Step 3: Allocate Tasks
Solving for the task allocation:
- Job 1: Allocates 3 tasks, consuming:
- CPU = $$3 \times 2 = 6$$
- RAM = $$3 \times 8 = 24$$
- Job 2: Allocates 2 tasks, consuming:
- CPU = $$2 \times 6 = 12$$
- RAM = $$2 \times 2 = 4$$
Step 4: Verify Fairness
Each job uses 2/3 of its dominant resource:
- Job 1: RAM usage = $$\frac{24}{36} = \frac{2}{3}$$.
- Job 2: CPU usage = $$\frac{12}{18} = \frac{2}{3}$$.
This ensures fairness as both jobs consume equal shares of their respective dominant resources.

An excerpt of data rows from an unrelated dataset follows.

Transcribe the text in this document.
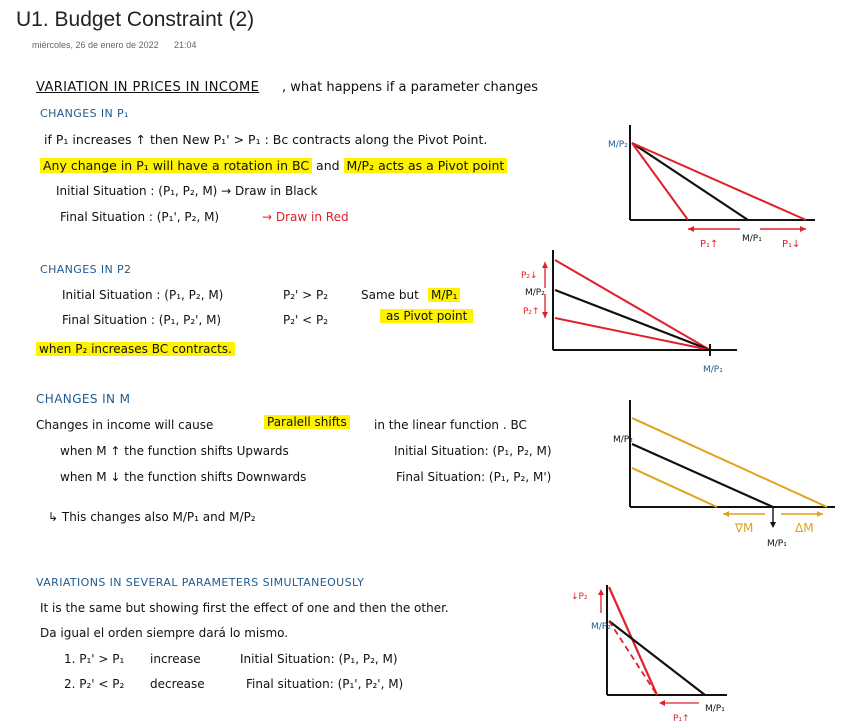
U1. Budget Constraint (2)
miércoles, 26 de enero de 2022 21:04
VARIATION IN PRICES IN INCOME , what happens if a parameter changes
CHANGES IN P₁
if P₁ increases ↑ then New P₁' > P₁ : Bc contracts along the Pivot Point.
Any change in P₁ will have a rotation in BC and M/P₂ acts as a Pivot point
Initial Situation : (P₁, P₂, M) → Draw in Black
Final Situation : (P₁', P₂, M)	→ Draw in Red
M/P₂
P₁↑	M/P₁ P₁↓
CHANGES IN P2
Initial Situation : (P₁, P₂, M)	P₂' > P₂	Same but M/P₁
Final Situation : (P₁, P₂', M)	P₂' < P₂	as Pivot point
when P₂ increases BC contracts.
P₂↓
M/P₂
P₂↑
M/P₁
CHANGES IN M
Changes in income will cause	Paralell shifts in the linear function . BC
when M ↑ the function shifts Upwards	Initial Situation: (P₁, P₂, M)
when M ↓ the function shifts Downwards	Final Situation: (P₁, P₂, M')
↳ This changes also M/P₁ and M/P₂
M/P₂
∇M	ΔM
M/P₁
VARIATIONS IN SEVERAL PARAMETERS SIMULTANEOUSLY
It is the same but showing first the effect of one and then the other.
Da igual el orden siempre dará lo mismo.
1. P₁' > P₁ increase	Initial Situation: (P₁, P₂, M)
2. P₂' < P₂ decrease	Final situation: (P₁', P₂', M)
↓P₂
M/P₂
P₁↑
M/P₁
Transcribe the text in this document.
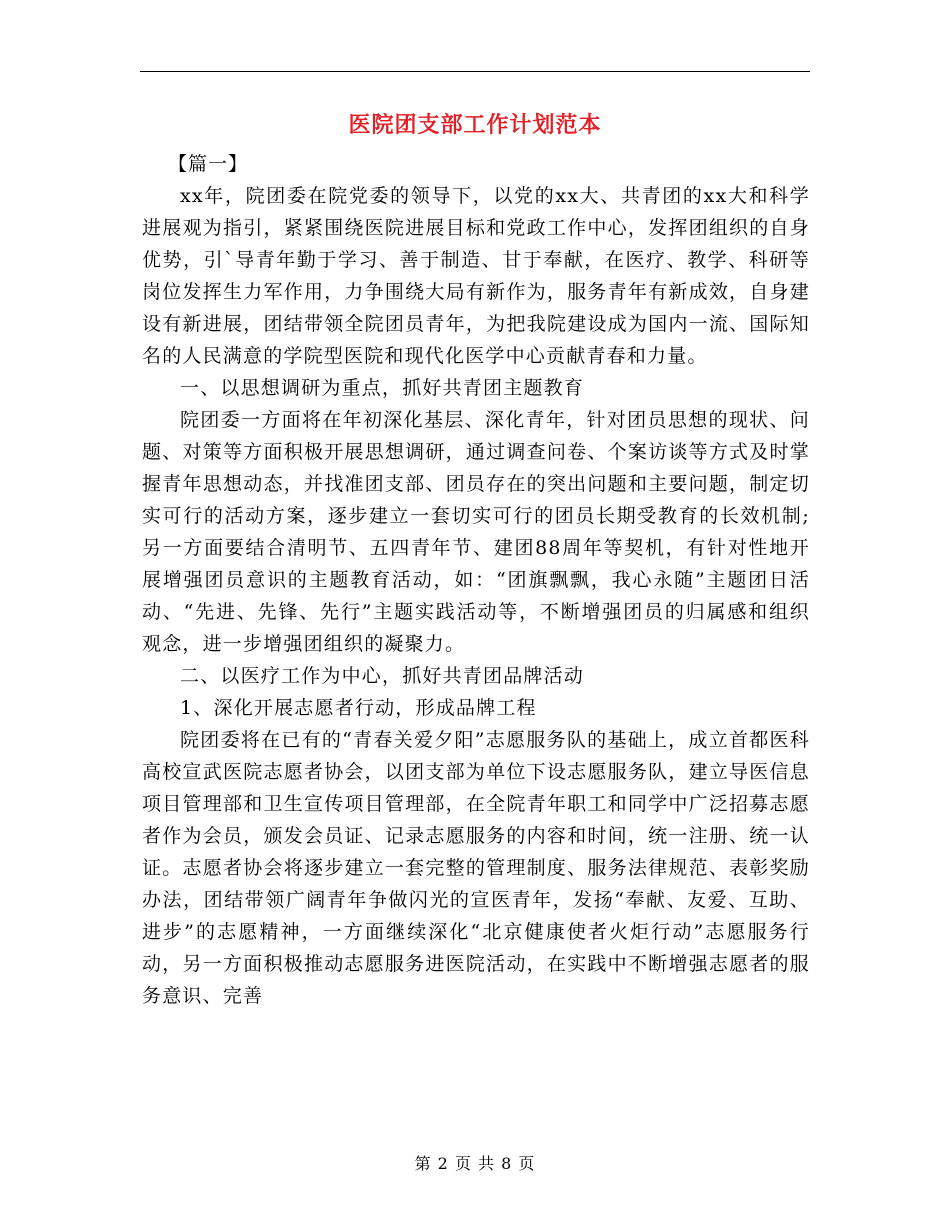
医院团支部工作计划范本
【篇一】

xx年，院团委在院党委的领导下，以党的xx大、共青团的xx大和科学进展观为指引，紧紧围绕医院进展目标和党政工作中心，发挥团组织的自身优势，引`导青年勤于学习、善于制造、甘于奉献，在医疗、教学、科研等岗位发挥生力军作用，力争围绕大局有新作为，服务青年有新成效，自身建设有新进展，团结带领全院团员青年，为把我院建设成为国内一流、国际知名的人民满意的学院型医院和现代化医学中心贡献青春和力量。

一、以思想调研为重点，抓好共青团主题教育

院团委一方面将在年初深化基层、深化青年，针对团员思想的现状、问题、对策等方面积极开展思想调研，通过调查问卷、个案访谈等方式及时掌握青年思想动态，并找准团支部、团员存在的突出问题和主要问题，制定切实可行的活动方案，逐步建立一套切实可行的团员长期受教育的长效机制;另一方面要结合清明节、五四青年节、建团88周年等契机，有针对性地开展增强团员意识的主题教育活动，如：“团旗飘飘，我心永随”主题团日活动、“先进、先锋、先行”主题实践活动等，不断增强团员的归属感和组织观念，进一步增强团组织的凝聚力。

二、以医疗工作为中心，抓好共青团品牌活动

1、深化开展志愿者行动，形成品牌工程

院团委将在已有的“青春关爱夕阳”志愿服务队的基础上，成立首都医科高校宣武医院志愿者协会，以团支部为单位下设志愿服务队，建立导医信息项目管理部和卫生宣传项目管理部，在全院青年职工和同学中广泛招募志愿者作为会员，颁发会员证、记录志愿服务的内容和时间，统一注册、统一认证。志愿者协会将逐步建立一套完整的管理制度、服务法律规范、表彰奖励办法，团结带领广阔青年争做闪光的宣医青年，发扬“奉献、友爱、互助、进步”的志愿精神，一方面继续深化“北京健康使者火炬行动”志愿服务行动，另一方面积极推动志愿服务进医院活动，在实践中不断增强志愿者的服务意识、完善

第 2 页 共 8 页
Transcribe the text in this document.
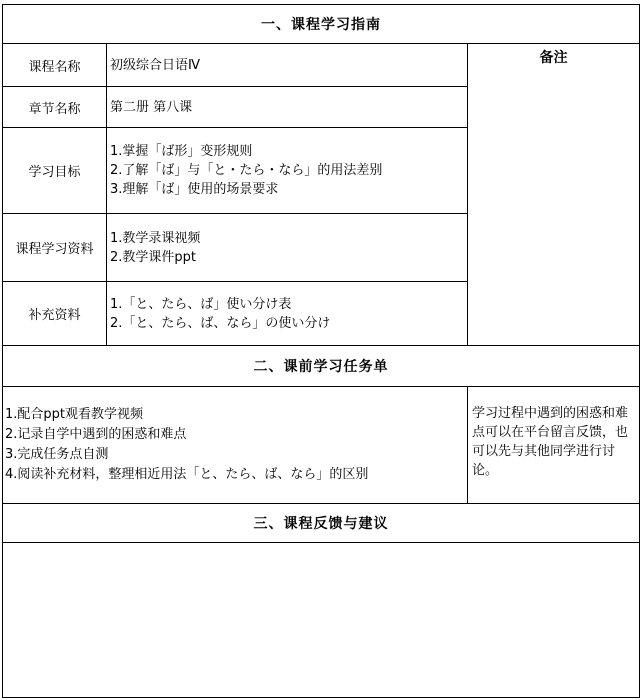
一、课程学习指南
课程名称
章节名称
学习目标
课程学习资料
补充资料
初级综合日语Ⅳ
第二册 第八课
1.掌握「ば形」变形规则
2.了解「ば」与「と・たら・なら」的用法差别
3.理解「ば」使用的场景要求
1.教学录课视频
2.教学课件ppt
1.「と、たら、ば」使い分け表
2.「と、たら、ば、なら」の使い分け
备注
二、课前学习任务单
1.配合ppt观看教学视频
2.记录自学中遇到的困惑和难点
3.完成任务点自测
4.阅读补充材料，整理相近用法「と、たら、ば、なら」的区别
学习过程中遇到的困惑和难点可以在平台留言反馈，也可以先与其他同学进行讨论。
三、课程反馈与建议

Step 5: Check Cluster Utilization
Total resource consumption:
- CPU: $$6 + 12 = 18$$ (fully utilized).
- RAM: $$24 + 4 = 28$$ (underutilized, as fairness prioritizes dominant resource).
Conclusion
This allocation satisfies DRF's fairness rule, ensuring both jobs receive an equitable share of their critical resources while efficiently using the cluster's capabilities.